Rin slowly sheathed his sword, turning to face Aiden, who was breathing heavily, his hands resting on his knees.
"The Arbiter is fast when he needs to be," Rin said, his voice flat, his warm mask completely gone.
Aiden straightened up, his eyes now back to their usual icy blue, betraying nothing. "Efficiency is paramount, Swordsman. If you move without predicting the enemy's ritual capacity, you are a liability."
"I was bound," Rin hissed, stepping closer. "You had to use it."
Aiden met his gaze, unflinching. He knew exactly what Rin meant by it. Not the ability to slow time, but the power that represented the cold, calculated choice Aiden had made when he orchestrated the betrayal.
"I will use every available tool to ensure mission success, Hunter Rin," Aiden replied, stressing the formal title. "You should be aware that the Cult of Mephistopheles is focused on human sacrifice. You are currently our biggest target."
He didn't deny using the hated power.
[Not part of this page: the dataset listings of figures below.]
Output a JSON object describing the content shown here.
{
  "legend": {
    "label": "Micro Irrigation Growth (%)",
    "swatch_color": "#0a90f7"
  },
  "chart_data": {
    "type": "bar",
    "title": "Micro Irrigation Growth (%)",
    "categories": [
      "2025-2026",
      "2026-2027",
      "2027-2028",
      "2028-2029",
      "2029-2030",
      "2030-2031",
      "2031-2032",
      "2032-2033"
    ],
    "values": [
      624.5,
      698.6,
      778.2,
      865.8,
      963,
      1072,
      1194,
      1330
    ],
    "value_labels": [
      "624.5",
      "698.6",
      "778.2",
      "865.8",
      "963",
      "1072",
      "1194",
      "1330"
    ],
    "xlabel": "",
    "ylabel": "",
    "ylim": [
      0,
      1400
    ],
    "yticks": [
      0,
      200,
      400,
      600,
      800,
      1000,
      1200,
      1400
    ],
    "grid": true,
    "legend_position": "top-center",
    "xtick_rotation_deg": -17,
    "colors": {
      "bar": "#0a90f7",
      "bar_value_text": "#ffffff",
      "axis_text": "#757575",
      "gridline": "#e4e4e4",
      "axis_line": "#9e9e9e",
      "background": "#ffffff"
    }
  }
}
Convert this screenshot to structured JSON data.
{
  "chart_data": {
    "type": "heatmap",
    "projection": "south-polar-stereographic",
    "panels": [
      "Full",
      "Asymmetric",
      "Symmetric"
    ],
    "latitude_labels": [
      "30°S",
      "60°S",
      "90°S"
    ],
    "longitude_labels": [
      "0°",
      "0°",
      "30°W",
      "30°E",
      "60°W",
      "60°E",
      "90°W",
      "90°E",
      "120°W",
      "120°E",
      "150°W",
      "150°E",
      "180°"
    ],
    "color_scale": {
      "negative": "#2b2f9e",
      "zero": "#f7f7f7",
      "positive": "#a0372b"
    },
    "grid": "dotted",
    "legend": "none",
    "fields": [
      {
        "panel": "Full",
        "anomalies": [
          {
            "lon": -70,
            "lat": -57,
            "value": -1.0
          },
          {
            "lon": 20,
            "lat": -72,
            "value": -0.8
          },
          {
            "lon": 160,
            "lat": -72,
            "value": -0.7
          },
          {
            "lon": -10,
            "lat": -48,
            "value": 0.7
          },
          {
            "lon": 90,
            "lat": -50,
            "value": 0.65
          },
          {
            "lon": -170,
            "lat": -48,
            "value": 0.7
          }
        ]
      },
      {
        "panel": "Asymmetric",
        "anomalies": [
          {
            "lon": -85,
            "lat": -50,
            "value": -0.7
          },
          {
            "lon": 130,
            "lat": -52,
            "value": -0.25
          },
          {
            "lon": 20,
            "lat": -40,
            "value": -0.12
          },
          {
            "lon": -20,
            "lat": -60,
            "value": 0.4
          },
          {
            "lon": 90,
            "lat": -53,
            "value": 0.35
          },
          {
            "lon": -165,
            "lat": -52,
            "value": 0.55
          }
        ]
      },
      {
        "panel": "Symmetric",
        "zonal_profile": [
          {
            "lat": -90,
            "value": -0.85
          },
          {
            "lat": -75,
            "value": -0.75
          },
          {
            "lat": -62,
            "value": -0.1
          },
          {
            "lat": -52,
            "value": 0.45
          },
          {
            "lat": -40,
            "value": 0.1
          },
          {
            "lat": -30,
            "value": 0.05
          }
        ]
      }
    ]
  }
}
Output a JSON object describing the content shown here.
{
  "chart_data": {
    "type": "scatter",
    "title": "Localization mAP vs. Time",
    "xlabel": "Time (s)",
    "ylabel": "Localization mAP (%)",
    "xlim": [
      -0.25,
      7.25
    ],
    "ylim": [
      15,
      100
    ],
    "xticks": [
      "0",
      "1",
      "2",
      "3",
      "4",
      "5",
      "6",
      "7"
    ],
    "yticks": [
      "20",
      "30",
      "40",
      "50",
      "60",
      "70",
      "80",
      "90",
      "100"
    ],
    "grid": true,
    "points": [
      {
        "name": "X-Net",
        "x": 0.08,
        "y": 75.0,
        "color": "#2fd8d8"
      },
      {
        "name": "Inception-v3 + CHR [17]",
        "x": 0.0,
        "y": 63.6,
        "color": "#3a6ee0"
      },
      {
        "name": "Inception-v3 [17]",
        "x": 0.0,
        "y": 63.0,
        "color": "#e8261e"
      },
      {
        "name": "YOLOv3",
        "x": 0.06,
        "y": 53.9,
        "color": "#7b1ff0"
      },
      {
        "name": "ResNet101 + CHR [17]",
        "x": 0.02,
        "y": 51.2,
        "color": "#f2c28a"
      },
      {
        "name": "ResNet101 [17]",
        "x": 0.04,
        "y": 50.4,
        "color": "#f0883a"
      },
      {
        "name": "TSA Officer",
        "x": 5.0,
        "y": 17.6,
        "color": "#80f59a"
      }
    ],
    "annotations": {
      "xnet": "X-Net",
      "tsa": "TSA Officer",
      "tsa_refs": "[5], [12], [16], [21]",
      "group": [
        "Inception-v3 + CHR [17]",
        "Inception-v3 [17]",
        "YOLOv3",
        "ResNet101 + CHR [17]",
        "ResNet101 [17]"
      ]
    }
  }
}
He simply framed it as necessary.
Rin's fingers clenched. He wanted to scream, to lash out, to demand to know why Aiden had saved him when, in the past, he had let him—
No. Not now. Not here.
Rin forced the warmth back into his voice, making the change jarringly abrupt. He smiled, a dangerously bright, false expression.
"Very well, Arbiter. Since you're so good at predictions, why don't you lead us to the next Cult stronghold? I'll simply clear the path."
He turned and walked away, deeper into the dark urban maze. Aiden watched him go, his strategist's mind calculating the exact distance Rin needed to maintain before his protective spells would fail to reach him in time. It was a miserable, silent metric of their damaged love: How far can I let him go before he dies?
Aiden ran a hand across his forehead, feeling the slight sting of the severe mana loss. The Arbiter of Chronos always paid the price for saving others from fate. Especially the one he was forbidden to touch.
"Follow the Blade," Aiden instructed the rest of the Vanguard team, his voice iron. "But maintain a twenty-meter radius. He is our shield, and I am the wall behind it."
The wall had cracks only one man could see, and that man was currently walking in the opposite direction.
The conflict between their roles—the Shield and the Wall—is now solidified. We've established the Chronos power and the immediate threat of the Devil's Cult.
Would you like Chapter 4 to be a flashback detailing a moment from the betrayal in the previous timeline, or do you want to keep pushing forward with the Tower ascent (perhaps encountering a minor God's trial)?